Equador cria comitê para promover programa de energia nuclear

Quito (Prensa Latina) O Equador anunciou hoje a criação de um comitê estatal para coordenar seu programa nuclear, um passo rumo à transição do planejamento para a implementação, em conformidade com os padrões internacionais de segurança e a cooperação com a agência atômica da ONU.

O Ministério do Meio Ambiente e Energia informou em um boletim que o país formará a Agência de Implementação do Programa Nuclear (Nepiu), cujo lançamento está previsto para o primeiro trimestre de 2026, como exigência da Agência Internacional de Energia Atômica (AIEA).
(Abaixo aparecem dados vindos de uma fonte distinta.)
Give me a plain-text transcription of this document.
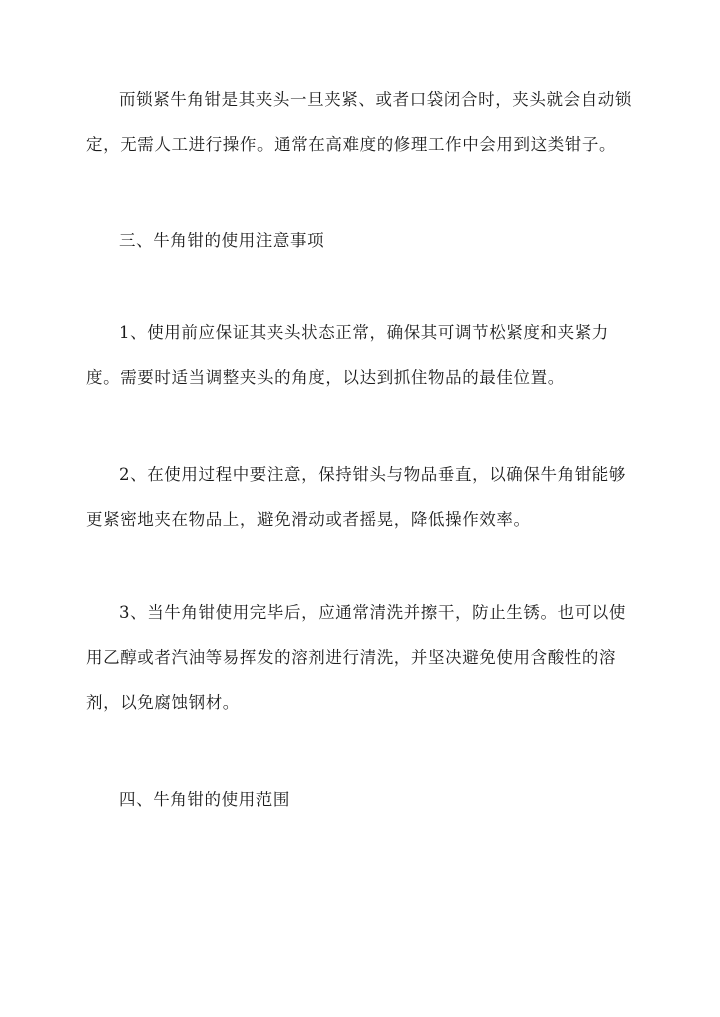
而锁紧牛角钳是其夹头一旦夹紧、或者口袋闭合时，夹头就会自动锁定，无需人工进行操作。通常在高难度的修理工作中会用到这类钳子。

三、牛角钳的使用注意事项

1、使用前应保证其夹头状态正常，确保其可调节松紧度和夹紧力度。需要时适当调整夹头的角度，以达到抓住物品的最佳位置。

2、在使用过程中要注意，保持钳头与物品垂直，以确保牛角钳能够更紧密地夹在物品上，避免滑动或者摇晃，降低操作效率。

3、当牛角钳使用完毕后，应通常清洗并擦干，防止生锈。也可以使用乙醇或者汽油等易挥发的溶剂进行清洗，并坚决避免使用含酸性的溶剂，以免腐蚀钢材。

四、牛角钳的使用范围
Segundo o comunicado oficial, o Nepiu será o espaço que reunirá todas as entidades estatais ligadas ao desenvolvimento nuclear e ficará responsável pela gestão técnica do processo até a eventual entrada em operação do primeiro reator nuclear equatoriano, num prazo de 10 anos.

A criação da agência faz parte da Abordagem por Marcos da AIEA, uma estrutura que estabelece etapas obrigatórias para os países que decidem incorporar a energia nuclear e busca garantir uma implementação ordenada e progressiva, com ênfase na segurança.
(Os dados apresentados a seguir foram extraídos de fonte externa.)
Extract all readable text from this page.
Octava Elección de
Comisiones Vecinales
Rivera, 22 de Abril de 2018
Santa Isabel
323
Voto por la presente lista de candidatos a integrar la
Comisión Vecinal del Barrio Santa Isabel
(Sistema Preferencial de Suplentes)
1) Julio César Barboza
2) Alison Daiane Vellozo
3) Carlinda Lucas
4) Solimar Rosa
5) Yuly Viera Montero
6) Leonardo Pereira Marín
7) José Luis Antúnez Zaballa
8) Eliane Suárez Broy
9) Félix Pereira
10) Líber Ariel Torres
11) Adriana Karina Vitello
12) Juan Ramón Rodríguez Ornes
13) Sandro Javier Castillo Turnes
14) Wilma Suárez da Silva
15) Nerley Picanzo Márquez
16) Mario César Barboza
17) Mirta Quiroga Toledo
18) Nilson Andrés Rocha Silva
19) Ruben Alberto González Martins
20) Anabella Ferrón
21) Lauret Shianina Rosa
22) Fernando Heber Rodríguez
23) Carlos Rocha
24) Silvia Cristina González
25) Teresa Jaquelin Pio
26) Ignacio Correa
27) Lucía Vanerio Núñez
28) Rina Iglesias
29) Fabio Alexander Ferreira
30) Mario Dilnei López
O governo equatoriano afirmou que mantém uma cooperação técnica ativa com a AIEA, que inclui assistência especializada e treinamento, e que isso despertou o interesse de países e empresas do setor nuclear, de acordo com o Ministério de Estado.

O Equador também observou que o programa permitirá a avaliação a médio e longo prazo do uso de tecnologias nucleares para a geração de eletricidade limpa e estável, incluindo reatores modulares, como complemento à matriz energética nacional.

Nessa nação sul-americana, a maior parte da geração de energia provém de usinas hidrelétricas, embora exista um parque de usinas termelétricas que foi abandonado e não conseguiu suprir a demanda durante períodos de seca.

O país atravessou uma crise energética em 2024, com apagões de até 14 horas por dia e contratos.

As autoridades do setor asseguraram que estavam buscando alternativas para aumentar a capacidade de geração; no entanto, os contratos assinados por empresas públicas resultaram em prejuízos de milhões de dólares para o Estado e ainda não foram finalizados.

A legisladora da oposição Verónica Iñiguez alertou que propor energia nuclear sem sequer ser capaz de gerir uma central termoelétrica é irresponsável e perigoso.

“Embora o debate científico sobre o tratamento e o armazenamento seguro de resíduos nucleares careça de uma solução clara e universalmente aceita, sugerir que um governo incapaz de gerir bem os seus próprios recursos implementaria uma política nuclear de forma segura é uma crítica que encontra respaldo técnico e social”, alertou a deputada.